Probe into Indian Health Projects Exposed Corruption: World Bank


Arun Kumar/IANS

Washington, Jun 10: Citing a large-scale review of projects in India' s health sector, a new World Bank report says it has helped it make significant headway in the fight against corruption during Fiscal Year 2008.

"The India Detailed Implementation Review (DIR) is not only about India," says the report by the World Bank Group's Integrity Vice Presidency (INT) which investigates allegations of fraud and corruption in Bank Group-supported activities.

"It has international implications and helps the Bank Group identify weaknesses and vulnerabilities in public procurement across its entire portfolio, to enhance the enabling environment."

"In response to the DIR, and in light of the Bank's strengthened the Governance and Anticorruption (GAC) Strategy, the Bank's South Asia region and Operations Policy and Country Services (OPCS) have developed a health sector-specific governance and anti-corruption reform agenda," the report, that was couched in the usual Bank officialese, said.

The report noted that completion of the review of projects in India's health sector had led to simultaneous implementation of the 18 recommendations of an Independent Review Panel, headed by former Federal Reserve Chairman Paul Volcker.

Since the release of the India DIR, the Bank has started to make other INT reports publicly available, as recommended by the Volcker Panel.

According to the report, Protecting Development's Potential: Fiscal Year 2008 Annual Integrity Report, the implementation of the Volcker Panel recommendations already has begun to dramatically improve the unit's value to the Bank and the Bank's ability to ensure that funds reach their intended beneficiaries.

"I am naturally gratified that the World Bank has adopted the recommendations of the Advisory Panel I chaired.

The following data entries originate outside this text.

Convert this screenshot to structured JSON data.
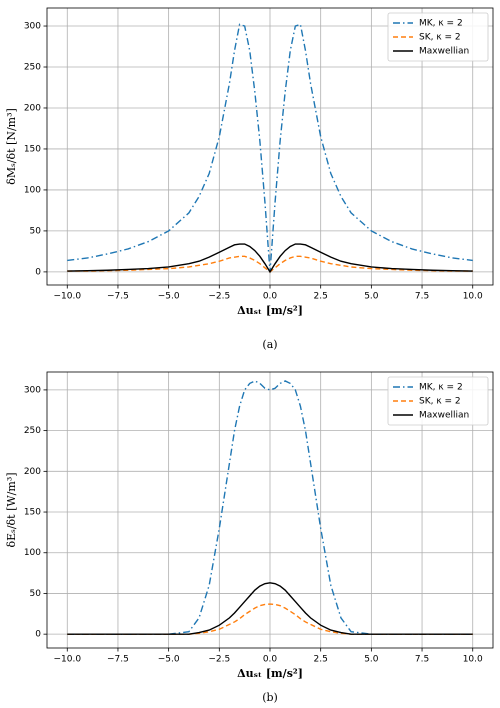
{
  "chart_data": [
    {
      "type": "line",
      "caption": "(a)",
      "xlabel": "Δuₛₜ  [m/s²]",
      "ylabel": "δMₛ/δt  [N/m³]",
      "x": [
        -10,
        -9,
        -8,
        -7,
        -6,
        -5,
        -4,
        -3.5,
        -3,
        -2.5,
        -2,
        -1.75,
        -1.5,
        -1.25,
        -1,
        -0.75,
        -0.5,
        -0.25,
        0,
        0.25,
        0.5,
        0.75,
        1,
        1.25,
        1.5,
        1.75,
        2,
        2.5,
        3,
        3.5,
        4,
        5,
        6,
        7,
        8,
        9,
        10
      ],
      "series": [
        {
          "name": "MK,  κ = 2",
          "color": "#1f77b4",
          "linestyle": "dashdot",
          "values": [
            14,
            17,
            22,
            28,
            37,
            50,
            72,
            92,
            120,
            165,
            230,
            270,
            302,
            300,
            270,
            220,
            160,
            85,
            0,
            85,
            160,
            220,
            270,
            300,
            302,
            270,
            230,
            165,
            120,
            92,
            72,
            50,
            37,
            28,
            22,
            17,
            14
          ]
        },
        {
          "name": "SK,  κ = 2",
          "color": "#ff7f0e",
          "linestyle": "dashed",
          "values": [
            1,
            1,
            1.5,
            2,
            3,
            4,
            6,
            8,
            10,
            13,
            17,
            18,
            19,
            19,
            17,
            14,
            10,
            5,
            0,
            5,
            10,
            14,
            17,
            19,
            19,
            18,
            17,
            13,
            10,
            8,
            6,
            4,
            3,
            2,
            1.5,
            1,
            1
          ]
        },
        {
          "name": "Maxwellian",
          "color": "#000000",
          "linestyle": "solid",
          "values": [
            1,
            1.5,
            2,
            3,
            4,
            6,
            10,
            13,
            18,
            24,
            30,
            33,
            34,
            34,
            31,
            26,
            19,
            10,
            0,
            10,
            19,
            26,
            31,
            34,
            34,
            33,
            30,
            24,
            18,
            13,
            10,
            6,
            4,
            3,
            2,
            1.5,
            1
          ]
        }
      ],
      "xlim": [
        -11,
        11
      ],
      "ylim": [
        -16,
        322
      ],
      "xticks": [
        {
          "value": -10,
          "label": "−10.0"
        },
        {
          "value": -7.5,
          "label": "−7.5"
        },
        {
          "value": -5,
          "label": "−5.0"
        },
        {
          "value": -2.5,
          "label": "−2.5"
        },
        {
          "value": 0,
          "label": "0.0"
        },
        2.5,
        {
          "value": 5,
          "label": "5.0"
        },
        7.5,
        {
          "value": 10,
          "label": "10.0"
        }
      ],
      "yticks": [
        0,
        50,
        100,
        150,
        200,
        250,
        300
      ],
      "grid": true,
      "legend": "upper right"
    },
    {
      "type": "line",
      "caption": "(b)",
      "xlabel": "Δuₛₜ  [m/s²]",
      "ylabel": "δEₛ/δt  [W/m³]",
      "x": [
        -10,
        -9,
        -8,
        -7,
        -6,
        -5,
        -4,
        -3.5,
        -3,
        -2.5,
        -2,
        -1.75,
        -1.5,
        -1.25,
        -1,
        -0.75,
        -0.5,
        -0.25,
        0,
        0.25,
        0.5,
        0.75,
        1,
        1.25,
        1.5,
        1.75,
        2,
        2.5,
        3,
        3.5,
        4,
        5,
        6,
        7,
        8,
        9,
        10
      ],
      "series": [
        {
          "name": "MK,  κ = 2",
          "color": "#1f77b4",
          "linestyle": "dashdot",
          "values": [
            0,
            0,
            0,
            0,
            0,
            0,
            3,
            20,
            60,
            130,
            210,
            250,
            280,
            300,
            308,
            311,
            308,
            302,
            300,
            302,
            308,
            311,
            308,
            300,
            280,
            250,
            210,
            130,
            60,
            20,
            3,
            0,
            0,
            0,
            0,
            0,
            0
          ]
        },
        {
          "name": "SK,  κ = 2",
          "color": "#ff7f0e",
          "linestyle": "dashed",
          "values": [
            0,
            0,
            0,
            0,
            0,
            0,
            0,
            1,
            3,
            6,
            12,
            15,
            19,
            24,
            28,
            32,
            35,
            36.5,
            37,
            36.5,
            35,
            32,
            28,
            24,
            19,
            15,
            12,
            6,
            3,
            1,
            0,
            0,
            0,
            0,
            0,
            0,
            0
          ]
        },
        {
          "name": "Maxwellian",
          "color": "#000000",
          "linestyle": "solid",
          "values": [
            0,
            0,
            0,
            0,
            0,
            0,
            0,
            2,
            5,
            11,
            20,
            26,
            33,
            40,
            47,
            54,
            59,
            62,
            63,
            62,
            59,
            54,
            47,
            40,
            33,
            26,
            20,
            11,
            5,
            2,
            0,
            0,
            0,
            0,
            0,
            0,
            0
          ]
        }
      ],
      "xlim": [
        -11,
        11
      ],
      "ylim": [
        -17,
        322
      ],
      "xticks": [
        {
          "value": -10,
          "label": "−10.0"
        },
        {
          "value": -7.5,
          "label": "−7.5"
        },
        {
          "value": -5,
          "label": "−5.0"
        },
        {
          "value": -2.5,
          "label": "−2.5"
        },
        {
          "value": 0,
          "label": "0.0"
        },
        2.5,
        {
          "value": 5,
          "label": "5.0"
        },
        7.5,
        {
          "value": 10,
          "label": "10.0"
        }
      ],
      "yticks": [
        0,
        50,
        100,
        150,
        200,
        250,
        300
      ],
      "grid": true,
      "legend": "upper right"
    }
  ]
}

Experience in the last few years has only re-emphasised the importance of dealing with corrupt practices around the world," said Volcker.

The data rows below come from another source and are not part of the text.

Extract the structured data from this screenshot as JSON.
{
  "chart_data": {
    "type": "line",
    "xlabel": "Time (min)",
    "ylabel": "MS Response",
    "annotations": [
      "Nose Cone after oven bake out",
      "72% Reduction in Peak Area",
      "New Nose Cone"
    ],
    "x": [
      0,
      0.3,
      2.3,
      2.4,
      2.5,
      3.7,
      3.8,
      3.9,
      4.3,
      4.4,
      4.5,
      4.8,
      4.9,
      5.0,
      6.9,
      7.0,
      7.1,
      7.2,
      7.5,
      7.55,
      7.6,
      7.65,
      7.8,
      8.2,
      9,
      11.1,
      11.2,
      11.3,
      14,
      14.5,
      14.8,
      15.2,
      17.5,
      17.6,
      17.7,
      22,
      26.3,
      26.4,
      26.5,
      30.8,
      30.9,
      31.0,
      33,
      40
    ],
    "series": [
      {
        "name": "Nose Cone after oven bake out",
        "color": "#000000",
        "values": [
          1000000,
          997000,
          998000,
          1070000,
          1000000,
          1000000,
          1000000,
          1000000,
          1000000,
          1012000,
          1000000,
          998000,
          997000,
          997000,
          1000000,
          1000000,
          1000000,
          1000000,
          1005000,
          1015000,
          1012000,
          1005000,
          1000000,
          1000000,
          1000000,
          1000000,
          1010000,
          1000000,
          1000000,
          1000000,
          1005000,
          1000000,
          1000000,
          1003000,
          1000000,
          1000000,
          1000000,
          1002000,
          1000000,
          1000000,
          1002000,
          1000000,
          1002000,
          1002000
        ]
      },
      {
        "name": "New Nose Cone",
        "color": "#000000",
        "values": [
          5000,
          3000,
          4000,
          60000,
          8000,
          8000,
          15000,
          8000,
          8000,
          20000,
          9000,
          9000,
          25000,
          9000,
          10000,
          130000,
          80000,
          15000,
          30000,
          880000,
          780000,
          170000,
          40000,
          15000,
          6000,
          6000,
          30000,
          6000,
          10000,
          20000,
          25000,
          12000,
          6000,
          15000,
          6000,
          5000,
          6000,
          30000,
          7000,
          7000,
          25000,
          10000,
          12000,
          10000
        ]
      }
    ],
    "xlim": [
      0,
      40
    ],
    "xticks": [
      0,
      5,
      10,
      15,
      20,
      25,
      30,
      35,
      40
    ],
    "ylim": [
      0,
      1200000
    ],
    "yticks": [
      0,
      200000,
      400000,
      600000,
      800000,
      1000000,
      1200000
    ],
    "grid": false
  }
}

As a result of the Volcker Panel recommendations, INT now has an early warning system so that information gathered during investigations helps operational Bank staff make informed decisions about affected projects, the Bank said.

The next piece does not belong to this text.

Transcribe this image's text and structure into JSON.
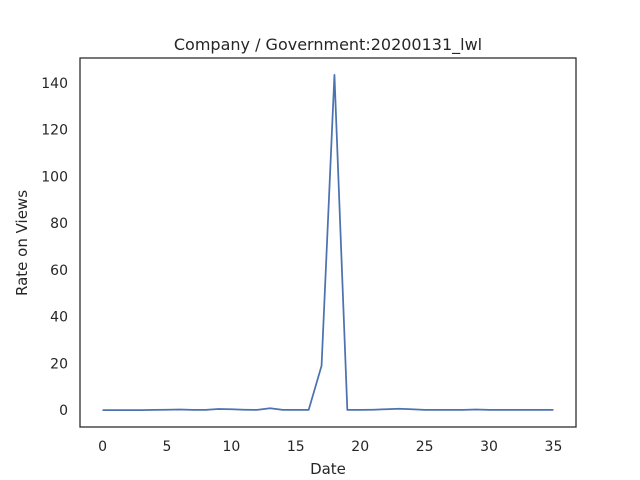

The new Preventive Services Unit helps raise awareness of fraud and corruption risks; provides practical tools, training and advice to Bank staff; and conducts research to distill lessons learned from investigations that are incorporated into future projects.

With its Independent Advisory Board actively in place and the ongoing publication of redacted investigative reports on its website, INT has further increased its accountability structure and transparency.

The report also describes how the Bank holds wrongdoers accountable for fraud and corruption through the debarment of firms and individuals.

"The World Bank continues to take a strong stand against those who misuse funds intended for the poorest," said INT Vice President Leonard McCarthy. "Already in FY09 we've achieved significant results, with four times the number of debarments we had in FY08."